I spoke this week about my current
situation with a friend who has known me for many years. I described to him what is happening and the
decision I had made. Either we look
seriously at Cassandra’s issues and how they are impacting our relationship and
begin to heal, or we end the relationship.
My friend is a very insightful, deeply spiritual, aboriginal fellow, and
he said, “There is something very different about you now. You have a different energy about you.”
I replied, “I’ve been able to detach from
Cassandra and the situation.”
He said, “No, it is not just
detachment. You’ve established a
principle and are no longer going to compromise. You have said, ‘This is as far as we go, and
no further.’ That is a really good
thing. That is the way it has to be. Things cannot move forward in any other way.”
My friend is right. I have finally taken responsibility for my
family. There is no more
compromise. Sometimes you just have to
stand up to others and do the right thing.
When we do that, however, things always work out for the best. Knowing that gives me tremendous peace.
I look back to just over a year ago where I
really began to have problems with Cassandra and her family.
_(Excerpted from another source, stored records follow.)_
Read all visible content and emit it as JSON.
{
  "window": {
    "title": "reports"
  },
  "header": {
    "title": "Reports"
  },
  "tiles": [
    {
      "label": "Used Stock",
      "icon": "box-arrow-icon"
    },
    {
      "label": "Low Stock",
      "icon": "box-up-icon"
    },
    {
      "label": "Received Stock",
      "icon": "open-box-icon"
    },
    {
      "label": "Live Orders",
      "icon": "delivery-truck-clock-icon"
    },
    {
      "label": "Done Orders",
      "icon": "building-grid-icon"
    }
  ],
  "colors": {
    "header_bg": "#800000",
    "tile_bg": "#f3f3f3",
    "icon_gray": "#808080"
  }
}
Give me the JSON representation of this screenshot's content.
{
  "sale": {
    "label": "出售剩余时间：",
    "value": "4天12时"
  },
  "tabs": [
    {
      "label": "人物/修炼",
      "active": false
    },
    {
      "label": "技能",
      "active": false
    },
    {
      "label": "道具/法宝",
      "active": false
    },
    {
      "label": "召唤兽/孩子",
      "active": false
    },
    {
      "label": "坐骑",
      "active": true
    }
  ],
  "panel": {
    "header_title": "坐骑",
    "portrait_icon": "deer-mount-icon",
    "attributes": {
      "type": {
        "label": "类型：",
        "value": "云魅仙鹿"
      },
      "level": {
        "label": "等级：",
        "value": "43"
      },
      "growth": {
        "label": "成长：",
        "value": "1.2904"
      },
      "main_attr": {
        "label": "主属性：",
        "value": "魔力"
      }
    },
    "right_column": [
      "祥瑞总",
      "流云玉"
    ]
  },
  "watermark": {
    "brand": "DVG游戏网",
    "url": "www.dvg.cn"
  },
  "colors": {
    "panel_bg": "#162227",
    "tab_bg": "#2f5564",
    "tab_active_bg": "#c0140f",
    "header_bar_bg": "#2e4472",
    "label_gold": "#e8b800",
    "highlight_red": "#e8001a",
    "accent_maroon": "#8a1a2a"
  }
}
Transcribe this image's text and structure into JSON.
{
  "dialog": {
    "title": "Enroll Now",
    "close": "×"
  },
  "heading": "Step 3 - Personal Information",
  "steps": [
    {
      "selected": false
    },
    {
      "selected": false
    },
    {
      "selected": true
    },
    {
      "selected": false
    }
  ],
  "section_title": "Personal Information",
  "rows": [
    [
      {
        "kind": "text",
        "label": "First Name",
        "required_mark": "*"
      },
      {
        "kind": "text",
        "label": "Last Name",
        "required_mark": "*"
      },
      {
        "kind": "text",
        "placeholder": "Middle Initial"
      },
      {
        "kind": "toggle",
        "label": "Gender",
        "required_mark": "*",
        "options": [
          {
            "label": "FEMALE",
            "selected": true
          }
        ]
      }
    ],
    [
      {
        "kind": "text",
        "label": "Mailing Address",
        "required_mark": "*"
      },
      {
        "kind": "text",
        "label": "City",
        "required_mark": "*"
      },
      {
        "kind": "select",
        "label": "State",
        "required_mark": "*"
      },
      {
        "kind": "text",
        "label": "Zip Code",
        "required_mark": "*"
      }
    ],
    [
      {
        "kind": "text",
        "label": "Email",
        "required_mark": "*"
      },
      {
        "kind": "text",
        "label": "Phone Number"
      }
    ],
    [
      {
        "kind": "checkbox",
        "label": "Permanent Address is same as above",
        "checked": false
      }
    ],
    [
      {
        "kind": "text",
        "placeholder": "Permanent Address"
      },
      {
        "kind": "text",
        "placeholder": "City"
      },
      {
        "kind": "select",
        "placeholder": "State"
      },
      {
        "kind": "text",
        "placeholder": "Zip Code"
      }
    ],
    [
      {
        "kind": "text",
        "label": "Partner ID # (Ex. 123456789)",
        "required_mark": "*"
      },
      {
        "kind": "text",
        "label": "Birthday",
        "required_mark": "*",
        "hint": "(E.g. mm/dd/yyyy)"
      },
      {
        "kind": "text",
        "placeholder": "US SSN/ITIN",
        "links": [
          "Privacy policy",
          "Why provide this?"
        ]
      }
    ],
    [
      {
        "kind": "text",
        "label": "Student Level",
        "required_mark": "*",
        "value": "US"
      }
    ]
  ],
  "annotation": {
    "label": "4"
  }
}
I wrote in this blog then about some friends
of ours who had a horrible conflict in their marriage. The father was struggling with alcohol and
went on a binge. He locked his wife and
daughters out of the house. They came to
our house, and of course we welcomed them.
Cassandra’s sister was also at our house and was breathing fire. The father is a good friend of mine, and
being as drunk as he was, his life was in danger. I said, “I need to check on him and make sure
he’s OK.”
Cassandra’s sister turned
and glared at me in a way that I have never seen on a human face; it was quite
terrifying. She said, “What do you need
to see HIM for?!”
I just replied, “It is just the right thing
to do.”
At that moment I really began to
awaken. I began to follow my conscience
instead of doing what would please Cassandra and her family. Any time we follow our conscience, it brings
peace and joy, as well as blessings which we cannot even imagine. Even when it makes us uncomfortable, it is
ALWAYS best to simply follow one’s conscience.
My friend and his wife are now legally
separated and filing for divorce. His
wife continues to be best friends with Cassandra’s sister, and every time I see
her, she looks quite angry. Perhaps that
is my opinion, however. My friend has
confronted his alcoholism, gotten the help he needed, and moved forward in
life. It is as if, after many years, he
has begun to discover again who he really is.
Serendipitously, when I needed a place to stay as I left Cassandra, he
welcomed me into his home.
And so my journey continues. I am praying that Cassandra agrees to get
help and work with me in her recovery process; but, I am also prepared to move
on. Prayer is an amazing thing. Even if God’s answer to our requests is “no”, great things always
happen. That simple confidence fills me
with peace, joy and an indescribable optimism.